The poll field must be set to your driver's polling function; we look at snull_poll shortly. The weight field describes the relative importance of the interface: how much traffic should be accepted from the interface when resources are tight. There are no strict rules for how the weight parameter should be set; by convention, 10 MBps Ethernet interfaces set weight to 16, while faster interfaces use 64. You should not set weight to a value greater than the number of packets your interface can store. In snull, we set the weight to two as a way of demonstrating deferred packet reception.

The next step in the creation of a NAPI-compliant driver is to change the interrupt handler. When your interface (which should start with receive interrupts enabled) signals that a packet has arrived, the interrupt handler should not process that packet. Instead, it should disable further receive interrupts and tell the kernel that it is time to start polling the interface. In the snull "interrupt" handler, the code that responds to packet reception interrupts has been changed to the following:

if (statusword & SNULL_RX_INTR) {
    snull_rx_ints(dev, 0);  /* Disable further interrupts */
    netif_rx_schedule(dev);
}

When the interface tells us that a packet is available, the interrupt handler leaves it in the interface; all that needs to happen at this point is a call to netif_rx_schedule, which causes our poll method to be called at some future point.

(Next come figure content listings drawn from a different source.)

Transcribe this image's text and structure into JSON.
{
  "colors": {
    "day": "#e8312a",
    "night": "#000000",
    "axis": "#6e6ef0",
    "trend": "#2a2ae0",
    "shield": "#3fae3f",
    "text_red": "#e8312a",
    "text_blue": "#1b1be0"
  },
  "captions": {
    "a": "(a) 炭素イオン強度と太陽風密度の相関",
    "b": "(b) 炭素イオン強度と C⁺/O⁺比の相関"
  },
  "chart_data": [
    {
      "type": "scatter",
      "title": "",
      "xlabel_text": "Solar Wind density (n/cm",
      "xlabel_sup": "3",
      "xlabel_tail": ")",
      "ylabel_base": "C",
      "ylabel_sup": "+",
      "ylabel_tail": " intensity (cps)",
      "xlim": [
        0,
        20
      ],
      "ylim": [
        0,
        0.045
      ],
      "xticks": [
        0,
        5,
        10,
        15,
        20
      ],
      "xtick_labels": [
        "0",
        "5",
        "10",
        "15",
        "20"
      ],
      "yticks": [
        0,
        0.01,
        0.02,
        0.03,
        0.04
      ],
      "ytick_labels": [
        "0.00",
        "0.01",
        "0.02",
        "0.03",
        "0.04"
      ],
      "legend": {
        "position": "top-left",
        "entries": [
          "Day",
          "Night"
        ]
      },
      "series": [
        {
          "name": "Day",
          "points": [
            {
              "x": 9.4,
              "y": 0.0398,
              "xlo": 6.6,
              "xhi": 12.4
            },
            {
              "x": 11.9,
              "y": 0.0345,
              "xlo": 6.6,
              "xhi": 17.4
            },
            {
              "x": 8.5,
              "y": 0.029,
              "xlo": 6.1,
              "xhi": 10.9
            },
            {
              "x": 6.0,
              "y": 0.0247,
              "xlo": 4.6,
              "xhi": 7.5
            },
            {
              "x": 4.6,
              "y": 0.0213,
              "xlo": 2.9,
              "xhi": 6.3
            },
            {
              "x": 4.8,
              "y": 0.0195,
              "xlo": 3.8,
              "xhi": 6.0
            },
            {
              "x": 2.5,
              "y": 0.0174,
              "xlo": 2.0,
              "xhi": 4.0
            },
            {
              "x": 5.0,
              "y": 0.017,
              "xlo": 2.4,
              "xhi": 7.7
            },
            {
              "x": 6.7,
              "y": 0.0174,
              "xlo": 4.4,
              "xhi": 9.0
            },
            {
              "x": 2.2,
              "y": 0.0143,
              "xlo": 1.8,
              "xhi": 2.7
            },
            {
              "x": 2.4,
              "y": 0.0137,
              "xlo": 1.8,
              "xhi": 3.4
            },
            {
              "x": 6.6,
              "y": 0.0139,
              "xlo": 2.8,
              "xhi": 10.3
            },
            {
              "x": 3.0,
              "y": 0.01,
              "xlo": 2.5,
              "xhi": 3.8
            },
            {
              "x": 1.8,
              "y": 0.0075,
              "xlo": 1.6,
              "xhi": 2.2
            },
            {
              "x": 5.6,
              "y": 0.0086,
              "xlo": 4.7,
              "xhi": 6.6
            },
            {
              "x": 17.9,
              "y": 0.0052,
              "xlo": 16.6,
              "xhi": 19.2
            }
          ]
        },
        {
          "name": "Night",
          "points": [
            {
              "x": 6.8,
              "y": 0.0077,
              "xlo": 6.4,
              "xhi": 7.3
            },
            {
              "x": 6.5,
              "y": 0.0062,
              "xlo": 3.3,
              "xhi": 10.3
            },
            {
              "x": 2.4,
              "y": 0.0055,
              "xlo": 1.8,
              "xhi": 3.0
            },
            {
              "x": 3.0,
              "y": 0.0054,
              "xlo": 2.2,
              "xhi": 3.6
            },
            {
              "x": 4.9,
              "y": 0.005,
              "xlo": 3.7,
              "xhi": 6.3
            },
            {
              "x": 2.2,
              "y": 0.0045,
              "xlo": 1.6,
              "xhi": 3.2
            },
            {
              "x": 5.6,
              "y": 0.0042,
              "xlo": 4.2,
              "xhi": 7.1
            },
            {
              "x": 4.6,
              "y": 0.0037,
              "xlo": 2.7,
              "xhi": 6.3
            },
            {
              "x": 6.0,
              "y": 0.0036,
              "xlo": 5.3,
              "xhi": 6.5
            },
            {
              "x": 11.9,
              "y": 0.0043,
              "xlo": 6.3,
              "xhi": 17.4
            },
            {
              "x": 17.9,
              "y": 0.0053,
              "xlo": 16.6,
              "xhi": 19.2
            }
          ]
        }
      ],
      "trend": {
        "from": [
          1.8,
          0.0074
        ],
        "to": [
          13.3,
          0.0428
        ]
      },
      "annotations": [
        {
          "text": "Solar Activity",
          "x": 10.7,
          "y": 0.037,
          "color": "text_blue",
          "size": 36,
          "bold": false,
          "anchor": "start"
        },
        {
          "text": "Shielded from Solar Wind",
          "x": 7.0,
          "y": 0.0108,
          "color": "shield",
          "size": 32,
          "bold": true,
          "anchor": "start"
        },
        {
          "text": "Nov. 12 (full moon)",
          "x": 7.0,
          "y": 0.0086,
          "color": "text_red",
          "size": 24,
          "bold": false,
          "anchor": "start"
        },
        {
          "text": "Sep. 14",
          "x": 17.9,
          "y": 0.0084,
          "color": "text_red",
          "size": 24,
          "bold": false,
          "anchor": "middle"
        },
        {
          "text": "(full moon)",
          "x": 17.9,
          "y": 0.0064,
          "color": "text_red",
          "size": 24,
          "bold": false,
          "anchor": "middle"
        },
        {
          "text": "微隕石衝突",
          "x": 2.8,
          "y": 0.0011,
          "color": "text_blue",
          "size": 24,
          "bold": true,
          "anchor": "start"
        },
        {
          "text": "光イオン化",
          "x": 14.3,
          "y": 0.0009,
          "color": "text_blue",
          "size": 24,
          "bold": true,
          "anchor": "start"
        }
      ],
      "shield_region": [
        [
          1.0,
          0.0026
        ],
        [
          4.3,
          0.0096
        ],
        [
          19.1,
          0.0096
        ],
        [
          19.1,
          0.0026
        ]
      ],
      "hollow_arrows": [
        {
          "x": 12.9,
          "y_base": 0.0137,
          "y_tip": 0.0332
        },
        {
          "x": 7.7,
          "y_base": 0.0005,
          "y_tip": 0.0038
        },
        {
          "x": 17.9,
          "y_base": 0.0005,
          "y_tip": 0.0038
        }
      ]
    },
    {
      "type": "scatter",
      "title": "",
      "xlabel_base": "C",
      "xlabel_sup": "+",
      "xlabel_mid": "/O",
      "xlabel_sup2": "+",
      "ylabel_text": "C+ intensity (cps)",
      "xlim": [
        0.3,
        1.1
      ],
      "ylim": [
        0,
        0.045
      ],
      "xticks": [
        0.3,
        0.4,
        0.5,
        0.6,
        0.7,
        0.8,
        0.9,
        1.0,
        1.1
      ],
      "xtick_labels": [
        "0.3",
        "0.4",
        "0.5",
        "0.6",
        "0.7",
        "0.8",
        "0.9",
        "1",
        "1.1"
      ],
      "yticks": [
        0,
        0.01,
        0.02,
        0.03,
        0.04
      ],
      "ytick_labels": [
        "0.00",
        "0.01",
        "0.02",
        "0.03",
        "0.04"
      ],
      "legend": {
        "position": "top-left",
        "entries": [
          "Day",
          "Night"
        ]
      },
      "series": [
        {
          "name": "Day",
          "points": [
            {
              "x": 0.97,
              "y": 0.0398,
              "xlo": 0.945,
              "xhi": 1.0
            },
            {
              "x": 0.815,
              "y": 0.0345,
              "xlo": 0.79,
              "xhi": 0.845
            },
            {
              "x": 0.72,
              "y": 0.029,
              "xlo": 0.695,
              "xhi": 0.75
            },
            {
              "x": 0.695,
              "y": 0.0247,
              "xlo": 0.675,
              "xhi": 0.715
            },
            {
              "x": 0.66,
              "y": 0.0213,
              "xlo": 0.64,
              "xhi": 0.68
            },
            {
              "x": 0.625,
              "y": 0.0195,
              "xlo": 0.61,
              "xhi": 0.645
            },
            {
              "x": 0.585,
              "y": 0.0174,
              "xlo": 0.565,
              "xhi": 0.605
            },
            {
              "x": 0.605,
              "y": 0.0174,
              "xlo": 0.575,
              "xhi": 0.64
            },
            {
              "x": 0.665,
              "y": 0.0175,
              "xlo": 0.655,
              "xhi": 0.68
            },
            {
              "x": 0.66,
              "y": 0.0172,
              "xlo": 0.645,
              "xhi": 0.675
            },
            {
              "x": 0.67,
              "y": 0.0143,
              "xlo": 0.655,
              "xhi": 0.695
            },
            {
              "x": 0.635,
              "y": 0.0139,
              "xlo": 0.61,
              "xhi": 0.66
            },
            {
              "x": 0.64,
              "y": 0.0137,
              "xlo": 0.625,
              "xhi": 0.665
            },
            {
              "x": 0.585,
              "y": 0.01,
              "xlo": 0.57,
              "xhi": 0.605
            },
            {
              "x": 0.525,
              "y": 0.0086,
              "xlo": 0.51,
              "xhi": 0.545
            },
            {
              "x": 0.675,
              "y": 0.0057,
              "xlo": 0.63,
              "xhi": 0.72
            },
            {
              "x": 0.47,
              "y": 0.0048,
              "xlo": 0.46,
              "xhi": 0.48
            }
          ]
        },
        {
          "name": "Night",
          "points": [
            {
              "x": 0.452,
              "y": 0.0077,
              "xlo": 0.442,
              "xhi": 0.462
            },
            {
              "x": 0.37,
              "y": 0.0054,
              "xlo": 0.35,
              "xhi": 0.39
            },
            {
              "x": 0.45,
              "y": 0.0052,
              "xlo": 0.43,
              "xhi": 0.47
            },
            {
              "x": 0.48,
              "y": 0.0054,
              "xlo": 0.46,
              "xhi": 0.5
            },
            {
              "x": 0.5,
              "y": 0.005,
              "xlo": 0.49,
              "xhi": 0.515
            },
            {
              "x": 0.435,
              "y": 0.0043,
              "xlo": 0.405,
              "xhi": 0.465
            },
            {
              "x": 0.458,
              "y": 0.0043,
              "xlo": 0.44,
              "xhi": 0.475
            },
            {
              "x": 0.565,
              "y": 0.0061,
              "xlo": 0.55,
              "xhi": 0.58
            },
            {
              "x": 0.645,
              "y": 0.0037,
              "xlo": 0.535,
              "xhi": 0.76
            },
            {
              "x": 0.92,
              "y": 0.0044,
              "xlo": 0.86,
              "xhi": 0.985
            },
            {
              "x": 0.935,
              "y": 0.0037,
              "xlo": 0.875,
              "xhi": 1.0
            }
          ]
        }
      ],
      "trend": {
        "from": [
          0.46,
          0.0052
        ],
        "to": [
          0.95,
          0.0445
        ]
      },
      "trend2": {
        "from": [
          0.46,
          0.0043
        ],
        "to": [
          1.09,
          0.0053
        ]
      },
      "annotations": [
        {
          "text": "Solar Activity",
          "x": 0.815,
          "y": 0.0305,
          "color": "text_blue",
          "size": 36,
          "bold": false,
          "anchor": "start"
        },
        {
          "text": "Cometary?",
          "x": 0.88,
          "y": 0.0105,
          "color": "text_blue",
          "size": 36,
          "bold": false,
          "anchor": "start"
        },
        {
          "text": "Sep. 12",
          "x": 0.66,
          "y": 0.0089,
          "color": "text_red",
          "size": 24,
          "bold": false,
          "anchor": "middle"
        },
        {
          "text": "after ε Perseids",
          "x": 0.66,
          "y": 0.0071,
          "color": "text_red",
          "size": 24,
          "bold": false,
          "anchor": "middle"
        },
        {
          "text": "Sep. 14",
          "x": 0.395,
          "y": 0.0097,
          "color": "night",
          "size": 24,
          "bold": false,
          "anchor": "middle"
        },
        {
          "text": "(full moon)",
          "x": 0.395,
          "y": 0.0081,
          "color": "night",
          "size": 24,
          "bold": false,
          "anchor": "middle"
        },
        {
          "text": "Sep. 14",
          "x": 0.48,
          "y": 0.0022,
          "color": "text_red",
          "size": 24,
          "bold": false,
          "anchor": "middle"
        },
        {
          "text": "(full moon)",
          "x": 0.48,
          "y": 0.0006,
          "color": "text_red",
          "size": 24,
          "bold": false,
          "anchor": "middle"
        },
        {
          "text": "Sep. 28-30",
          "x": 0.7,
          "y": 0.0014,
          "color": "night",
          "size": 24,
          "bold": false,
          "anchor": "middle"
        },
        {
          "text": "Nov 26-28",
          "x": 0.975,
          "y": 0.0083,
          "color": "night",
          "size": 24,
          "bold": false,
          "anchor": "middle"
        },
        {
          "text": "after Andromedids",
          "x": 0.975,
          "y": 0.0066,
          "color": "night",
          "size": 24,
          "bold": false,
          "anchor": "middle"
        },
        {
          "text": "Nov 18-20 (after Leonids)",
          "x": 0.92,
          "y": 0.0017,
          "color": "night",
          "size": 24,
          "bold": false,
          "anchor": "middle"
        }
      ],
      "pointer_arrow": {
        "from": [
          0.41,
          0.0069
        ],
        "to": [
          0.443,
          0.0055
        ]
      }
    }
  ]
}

The poll method has this prototype:

int (*poll)(struct net_device *dev, int *budget);

The snull implementation of the poll method looks like this:

static int snull_poll(struct net_device *dev, int *budget)
{
    int npackets = 0, quota = min(dev->quota, *budget);
    struct sk_buff *skb;
    struct snull_priv *priv = netdev_priv(dev);
    struct snull_packet *pkt;
    
    while (npackets < quota && priv->rx_queue) {
        pkt = snull_dequeue_buf(dev);
        skb = dev_alloc_skb(pkt->datalen + 2);
        if (! skb) {
            if (printk_ratelimit(  ))
                printk(KERN_NOTICE "snull: packet dropped\n");
            priv->stats.rx_dropped++;
            snull_release_buffer(pkt);
            continue;
        }
        memcpy(skb_put(skb, pkt->datalen), pkt->data, pkt->datalen);
        skb->dev = dev;
        skb->protocol = eth_type_trans(skb, dev);
        skb->ip_summed = CHECKSUM_UNNECESSARY; /* don't check it */
        netif_receive_skb(skb);
        
            /* Maintain stats */
        npackets++;
        priv->stats.rx_packets++;
        priv->stats.rx_bytes += pkt->datalen;
        snull_release_buffer(pkt);
    }
    /* If we processed all packets, we're done; tell the kernel and reenable ints */
    *budget -= npackets;
    dev->quota -= npackets;
    if (! priv->rx_queue) {
        netif_rx_complete(dev);
        snull_rx_ints(dev, 1);
        return 0;
    }
    /* We couldn't process everything. */
    return 1;
}

The central part of the function is concerned with the creation of an skb holding the packet; this code is the same as what we saw in snull_rx before. A number of things are different, however:

  • The budget parameter provides a maximum number of packets that we are allowed to pass into the kernel. Within the device structure, the quota field gives another maximum; the poll method must respect the lower of the two limits. It should also decrement both dev->quota and *budget by the number of packets actually received. The budget value is a maximum number of packets that the current CPU can receive from all interfaces, while quota is a per-interface value that usually starts out as the weight assigned to the interface at initialization time.

  • Packets should be fed to the kernel with netif_receive_skb, rather than netif_rx.

  • If the poll method is able to process all of the available packets within the limits given to it, it should re-enable receive interrupts, call netif_rx_complete to turn off polling, and return 0. A return value of 1 indicates that there are packets remaining to be processed.

The networking subsystem guarantees that any given device's poll method will not be called concurrently on more than one processor. Calls to poll can still happen concurrently with calls to your other device methods, however.